CAMILLA ROSAM | BIOGRAPHIE
Je me suis fixé l’objectif d’obéir à Jéhovah
Mes grands-parents ont entendu parler des promesses de Jéhovah relatives au Royaume en 1906, peu de temps après que leur fils est mort de la diphtérie. Leur médecin était Étudiant de la Bible, comme on appelait alors les Témoins de Jéhovah. Il leur a parlé du message réconfortant de la Bible, notamment de l’espoir de la résurrection. Par la suite, mes grands-parents, ma mère et la sœur de ma mère sont aussi devenus Étudiants de la Bible.
Pendant de nombreuses années, toute la famille a servi Jéhovah avec zèle. Les femmes ont même été ouvreuses quand le « Photo-Drame de la Création » a été projeté à Chicago, dans l’Illinois (États-Unis). Mais malheureusement, ma mère est la seule qui a continué de servir Jéhovah. Ça n’a pas été facile pour elle, parce que c’était une famille unie qui avait servi Jéhovah ensemble jusque dans les années 30. La fidélité de ma mère et son obéissance à Jéhovah m’ont beaucoup marquée, tout comme l’exemple de mon père, qui était aussi un Étudiant de la Bible fidèle.

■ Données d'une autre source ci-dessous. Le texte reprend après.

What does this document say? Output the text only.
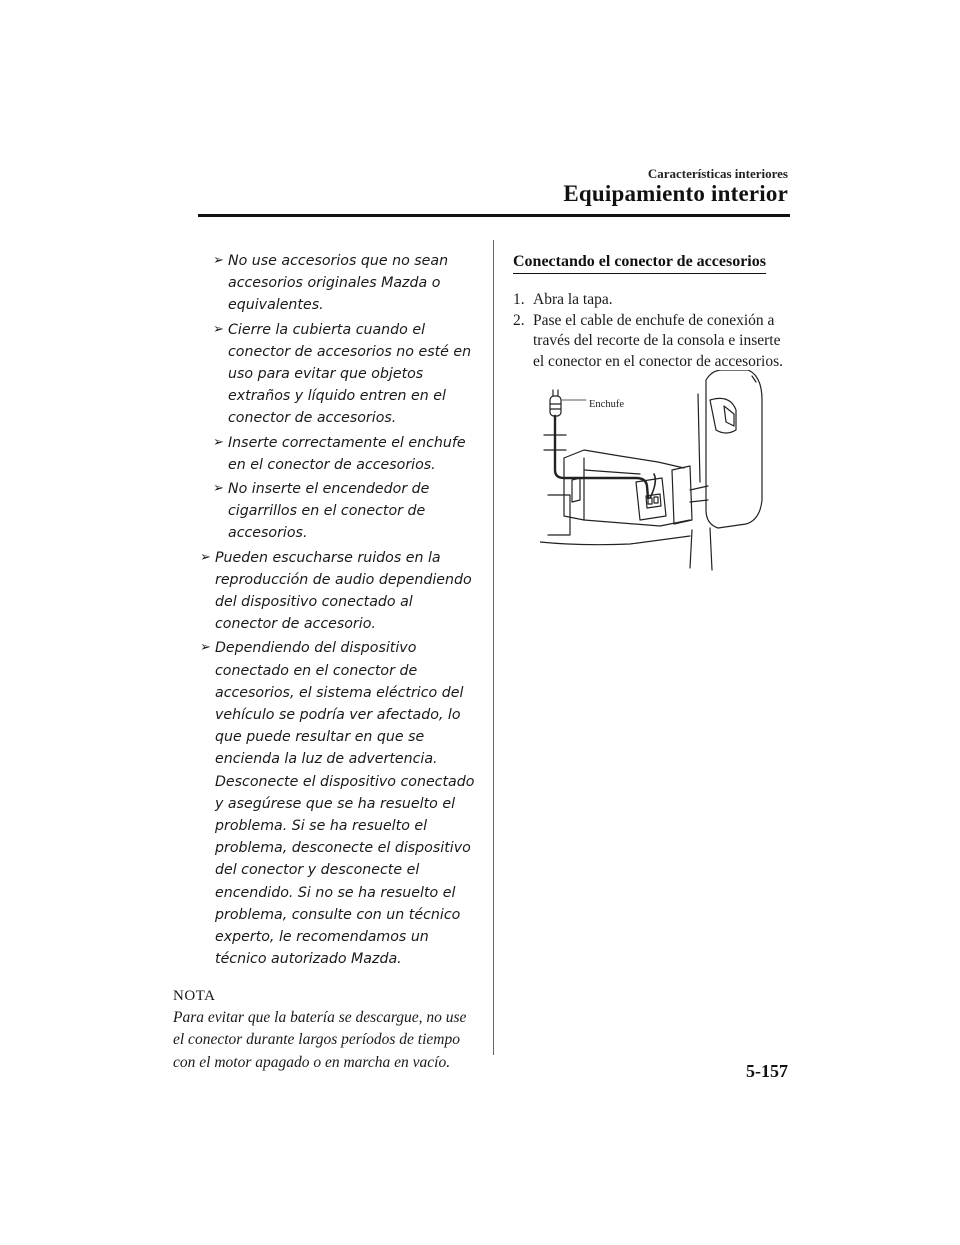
Características interiores
Equipamiento interior
➢ No use accesorios que no sean accesorios originales Mazda o equivalentes.
➢ Cierre la cubierta cuando el conector de accesorios no esté en uso para evitar que objetos extraños y líquido entren en el conector de accesorios.
➢ Inserte correctamente el enchufe en el conector de accesorios.
➢ No inserte el encendedor de cigarrillos en el conector de accesorios.
➢ Pueden escucharse ruidos en la reproducción de audio dependiendo del dispositivo conectado al conector de accesorio.
➢ Dependiendo del dispositivo conectado en el conector de accesorios, el sistema eléctrico del vehículo se podría ver afectado, lo que puede resultar en que se encienda la luz de advertencia. Desconecte el dispositivo conectado y asegúrese que se ha resuelto el problema. Si se ha resuelto el problema, desconecte el dispositivo del conector y desconecte el encendido. Si no se ha resuelto el problema, consulte con un técnico experto, le recomendamos un técnico autorizado Mazda.
NOTA
Para evitar que la batería se descargue, no use el conector durante largos períodos de tiempo con el motor apagado o en marcha en vacío.
Conectando el conector de accesorios
1. Abra la tapa.
2. Pase el cable de enchufe de conexión a través del recorte de la consola e inserte el conector en el conector de accesorios.
Enchufe
5-157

Photo de famille, en 1948.
Je suis née en 1927, j’étais l’aînée de six enfants. Nous sommes tous restés attachés à Jéhovah. Mon père était charpentier, et nous vivions dans une maison confortable à la périphérie de Chicago. Nous avions un grand jardin potager, et nous élevions des poules et des canards.

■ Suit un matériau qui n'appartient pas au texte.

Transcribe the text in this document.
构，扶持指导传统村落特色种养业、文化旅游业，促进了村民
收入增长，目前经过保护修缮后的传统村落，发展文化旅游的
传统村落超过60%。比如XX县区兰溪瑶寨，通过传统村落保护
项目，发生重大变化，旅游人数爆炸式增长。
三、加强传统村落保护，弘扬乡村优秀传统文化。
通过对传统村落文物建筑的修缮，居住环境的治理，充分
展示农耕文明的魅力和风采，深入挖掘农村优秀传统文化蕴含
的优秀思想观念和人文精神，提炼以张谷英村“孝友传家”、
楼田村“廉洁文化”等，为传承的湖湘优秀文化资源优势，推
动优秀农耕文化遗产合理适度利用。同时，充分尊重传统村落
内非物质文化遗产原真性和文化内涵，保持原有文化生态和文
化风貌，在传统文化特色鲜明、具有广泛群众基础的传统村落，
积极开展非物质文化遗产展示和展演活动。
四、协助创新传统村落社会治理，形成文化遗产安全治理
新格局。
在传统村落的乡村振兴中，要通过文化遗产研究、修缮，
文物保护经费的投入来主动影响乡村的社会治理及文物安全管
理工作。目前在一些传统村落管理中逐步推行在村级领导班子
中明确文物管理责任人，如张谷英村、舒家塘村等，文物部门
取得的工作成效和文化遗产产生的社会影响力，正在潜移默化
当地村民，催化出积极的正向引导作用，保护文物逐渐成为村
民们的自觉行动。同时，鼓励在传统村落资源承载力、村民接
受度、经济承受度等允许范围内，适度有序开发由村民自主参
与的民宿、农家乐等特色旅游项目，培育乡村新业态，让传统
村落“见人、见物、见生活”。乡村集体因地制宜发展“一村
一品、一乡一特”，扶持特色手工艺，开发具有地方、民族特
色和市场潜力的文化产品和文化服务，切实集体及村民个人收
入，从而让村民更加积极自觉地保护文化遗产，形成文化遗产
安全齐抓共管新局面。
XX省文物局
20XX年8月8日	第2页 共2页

J’aimais travailler. Une de mes tâches à la maison, c’était de repriser les chaussettes de la famille. On ne fait plus trop ça aujourd’hui, mais à l’époque, quand les chaussettes étaient trouées, on ne les jetait pas. On reprisait, ou on raccommodait, les trous avec du fil et une aiguille. Ça m’a été très précieux d’apprendre à faire ce genre de choses, parce que plus tard j’ai fait beaucoup de couture.
Mes parents nous donnent un bon exemple
Mon père veillait à ce que notre famille garde de bonnes habitudes spirituelles. Nous assistions à toutes les réunions, nous prêchions régulièrement et nous examinions un verset de la Bible chaque jour. Le samedi soir, nous étudiions la Bible en famille à l’aide de La Tour de Garde.
Pour donner le témoignage à nos voisins, mon père a installé un panneau lumineux à la fenêtre de notre salon. Ce sont des frères qui l’avaient fait. Il servait à annoncer un discours public ou à proposer une publication. Les ampoules clignotaient, ce qui attirait l’attention des passants. Mon père a aussi accroché deux pancartes à notre voiture.
Notre mère nous emmène prêcher avec des phonographes.
Par ses actions et par ses paroles, mon père nous a appris, à mes frères et sœurs et moi, que c’était important d’obéir à Jéhovah, et il a toujours eu le soutien de notre mère. Elle a commencé le service à plein temps quand ma plus jeune sœur avait cinq ans, et elle est restée pionnière permanente tout le reste de sa longue vie. Je ne pouvais pas rêver meilleurs parents.
À l’époque, la vie était différente d’aujourd’hui. Nous n’avions pas de télévision, alors mes frères et sœurs et moi, on s’asseyait par terre et on écoutait la radio qui diffusait des programmes qui nous captivaient. Mais ce que ma famille préférait, c’étaient les programmes spirituels diffusés à la radio par l’organisation de Jéhovah.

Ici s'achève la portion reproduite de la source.